GO term analysis reveals putative roles for the four glial cell subtypes. Top 15 enriched GO terms for NMSCs, MSCs, SG, and GPs.

Figure 6.

smFISH confirms that Sox10+Phox2b+ cells give rise to all major glial cell types in the nodose ganglia in vivo. A, Phox2b^Cre;R26^nGFP mice were used to label all cells with a history of Phox2b expression with nuclear GFP (cyan). Nodose ganglia at P4 were analyzed using immunofluorescence against GFP (cyan) and smFISH probes against Sox10 (magenta, left) to label glial cells and Phox2b (magenta, right) to label neurons. Notice the many GFP+ glial cells that are Phox2b−. Arrowheads mark GFP+ glial cells with a history of Phox2b expression that are Sox10+ (left) and Phox2b− (right). B, Nodose ganglia were analyzed at P4 using immunohistology against GFP (cyan) together with smFISH probes (magenta) against Scn7a to label NMSC, Fabp7 to label SG, Pou3f1 to label MSC, and MKi67 to label GP. Arrowheads mark marker+GFP+ cells. Note that Phox2b+ nodose neurons have large, bright, and round nuclei, while glial cells with a history of Phox2b expression have smaller, dimmer, oblong-shaped nuclei. C, smFISH with probes against glial subtype markers show that there is hardly any overlap between glial subtypes. Arrowheads label rare cells that simultaneously express subtype markers for two glial subtypes. C, UMAPs showing additional subtype marker genes for NMSCs, SG, MSCs, and GPs. D, Summary diagram showing that Sox10+Phox2b+ cells during early development give rise to Sox10+Apoe+Phox2b− NMSC, SG, MSC, and GP postnatally. Illustrations were adapted from bioicons.com and scidraw.io and licensed under CC-BY 3.0 and CC-BY 4.0.

Figure 7.

Dataset integration of peripheral glial cells reveals transcriptomic similarities between DRG and nodose ganglia glial cells. A, Top, UMAP plot of nodose glial cells, with each subtype labeled in a different color. The UMAP plot revealed four transcriptomically unique non-neuronal subtypes: NMSCs (peach), SG (gold), MSCs (green), and GPs (blue). Bottom, 2D visualization of glial subtypes g1–g11 from Tasdemir-Yilmaz et al. (2021). B, UMAP of the integration analysis between the datasets shown in A. Top, nodose glial cells are shown color-coded by subtype, with the Tasdemir-Yilmaz et al. (2021) glial cells shown in gray. Bottom, Tasdemir-Yilmaz et al. (2021) glial cells are shown color-coded by subtype, with nodose glial cells shown in gray. C, Sankey plot that displays the results from Suerat's cell-type label transfer assigning the labels of the reference dataset [Tasdemir-Yilmaz et al. (2021) glial subtypes] to the cells of the query dataset (nodose glial subtypes).
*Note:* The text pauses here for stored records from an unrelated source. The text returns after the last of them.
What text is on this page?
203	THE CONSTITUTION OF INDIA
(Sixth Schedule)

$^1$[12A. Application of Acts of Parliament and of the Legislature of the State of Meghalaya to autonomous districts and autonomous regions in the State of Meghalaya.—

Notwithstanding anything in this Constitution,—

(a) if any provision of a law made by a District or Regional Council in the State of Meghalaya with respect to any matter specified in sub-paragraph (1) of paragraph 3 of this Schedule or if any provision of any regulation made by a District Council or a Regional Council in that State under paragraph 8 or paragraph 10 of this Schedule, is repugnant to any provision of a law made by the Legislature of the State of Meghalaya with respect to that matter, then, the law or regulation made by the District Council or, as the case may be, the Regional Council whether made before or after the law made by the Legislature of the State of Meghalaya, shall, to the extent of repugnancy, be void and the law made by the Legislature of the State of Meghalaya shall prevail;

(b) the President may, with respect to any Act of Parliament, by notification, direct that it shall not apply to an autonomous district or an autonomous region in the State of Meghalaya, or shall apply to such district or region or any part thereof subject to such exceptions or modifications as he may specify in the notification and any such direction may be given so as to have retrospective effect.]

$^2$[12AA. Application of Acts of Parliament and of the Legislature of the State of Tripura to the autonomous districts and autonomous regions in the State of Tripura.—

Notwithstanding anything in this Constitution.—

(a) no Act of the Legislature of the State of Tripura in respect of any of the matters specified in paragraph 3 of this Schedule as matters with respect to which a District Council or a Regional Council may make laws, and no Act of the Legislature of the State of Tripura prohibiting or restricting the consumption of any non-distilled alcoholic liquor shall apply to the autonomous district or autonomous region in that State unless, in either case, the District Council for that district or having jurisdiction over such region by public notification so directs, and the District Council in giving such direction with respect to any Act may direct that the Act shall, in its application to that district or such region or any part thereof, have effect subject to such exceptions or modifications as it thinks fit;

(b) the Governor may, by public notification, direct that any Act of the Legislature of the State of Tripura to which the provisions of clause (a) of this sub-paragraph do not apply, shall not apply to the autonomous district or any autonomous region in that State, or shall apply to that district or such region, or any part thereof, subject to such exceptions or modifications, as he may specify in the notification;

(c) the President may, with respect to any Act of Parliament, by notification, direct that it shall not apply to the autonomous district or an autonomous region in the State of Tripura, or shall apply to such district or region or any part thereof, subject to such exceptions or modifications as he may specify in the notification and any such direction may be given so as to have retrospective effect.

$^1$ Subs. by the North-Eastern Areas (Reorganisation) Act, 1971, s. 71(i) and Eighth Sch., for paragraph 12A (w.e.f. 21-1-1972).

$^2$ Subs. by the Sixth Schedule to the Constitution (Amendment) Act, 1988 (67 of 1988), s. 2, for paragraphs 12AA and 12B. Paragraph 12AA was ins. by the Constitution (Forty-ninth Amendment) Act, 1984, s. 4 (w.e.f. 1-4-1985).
D, UMAP plots of nodose glial cells for GP genes Ube2c, Gata2, Sfrp5, and Sox9. E, UMAP plots of nodose glial cells for SG genes kcnj10, Fgfr1, Epas1, Srgn, Glul, and Cxcr4. iSG are shown with the dotted circles. F, UMAP plots of nodose glial cells for genes known to inhibit myelination: Ddit4 and Ptprz1. iSC are shown with the dotted circles. G, UMAP plots of nodose glial cells for genes expressed in cochlea SG that are expressed in MSC: Arhgap19, Fxyd6, Fa2h, and Gldn. iSC are shown with the dotted circle. H, UMAP plots of nodose glial cells for MSC genes Mpz and Prx. iSC are shown with the dotted circles. I, UMAP plots of nodose glial cells for NMSC genes L1cam and ngfr. iSC are shown with the dotted circles. J, A UMAP plot of nodose glial cells, with each subtype labeled in a different color. Dotted circles show iSC (left) and iSG (right), with marker genes listed.